Tindakan kejahatan jalanan itu, berlangsung Sabtu (8/9) malam tempo hari, sekira pukul 21.00 WITA, di Jalan Abdul Wahab Syachranie. Halifah, dan suaminya, Syarifudin, akan pulang ke rumah.

Waktu melintas genangan air di Jalan Abdul Wahab Syachranie, tas Halifah tidak diduga akan dirampas pemuda tidak diketahui, menggunakan motor. Halifah dan pria tersangka begal itu, sudah sempat tarik menarik tas.

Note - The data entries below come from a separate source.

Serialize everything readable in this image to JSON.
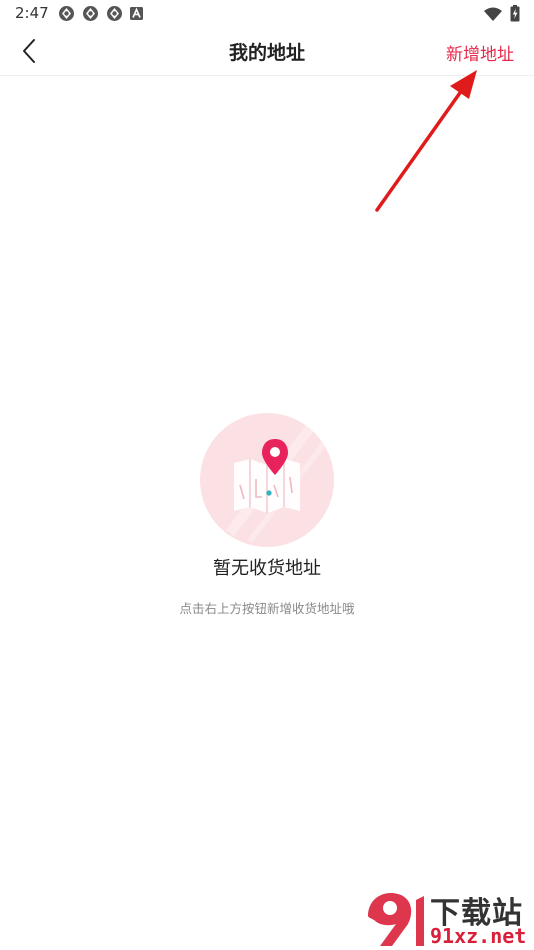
{
  "status_bar": {
    "time": "2:47",
    "left_icons": [
      "aperture-icon",
      "aperture-icon",
      "aperture-icon",
      "font-a-icon"
    ],
    "right_icons": [
      "wifi-icon",
      "battery-charging-icon"
    ]
  },
  "nav": {
    "back_icon": "chevron-left-icon",
    "title": "我的地址",
    "add_label": "新增地址"
  },
  "empty_state": {
    "icon": "map-pin-icon",
    "title": "暂无收货地址",
    "hint": "点击右上方按钮新增收货地址哦"
  },
  "watermark": {
    "text": "下载站",
    "url": "91xz.net"
  },
  "colors": {
    "accent": "#e8294b",
    "illustration_bg": "#fbe0e4",
    "pin": "#e8225a",
    "dot": "#2bb3c0",
    "arrow": "#e01b1b"
  }
}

Cemas, Syarifudin selalu meningkatkan motor, sekalian membonceng istrinya. Bukannya kabur, pemuda begal itu justru berupaya menguber, kembali ingin merebut tas Halifah. Apes, di perjalanan, Syarifudin menabrak pemotor lainnya di depannya.

“Karena saya cemas, di belakang dikejar (begal), saya menabrak motor di muka, kebetulan belok tidak gunakan lampu sein. Saya jatuh dari motor, istri saya terpelanting,” kata Syarifudin, di konfirmasi merdeka.com, Minggu (9/9).

Halifah, terluka kronis, dan memperoleh perawatan intens medis, sesudah dibantu warga sekitar peristiwa dengan membawanya ke RSUD Abdul Wahab Syachranie. “Istri saya patah tulang belakang sisi pundak, karena terpelanting dari motor, karena ada yang ngejar (begal) di belakang. Saat ini istri saya (Halifah) lagi gunakan alat membantu pernapasan,” tutur Syarifudin.

“Pelakunya kabur. Saya hanya sudah sempat lihat ciri motornya, dan pelakunya anak muda, badannya kurus. Kurang jelas tampak karena posisinya tadi malam itu, cocok jalan agak gelap,” imbuhnya.

Kepolisian sudah sempat memohon info Syarifudin, sore ini barusan. “Baru saja ini kita mohon info berkaitan itu. Yang pasti, infonya kita telah terima. Saat ini sedang kita selidiki,” kata Kapolsek Samarinda Ulu, Kompol Raden Sigit Satrio Hutomo, di konfirmasi merdeka.com terpisah.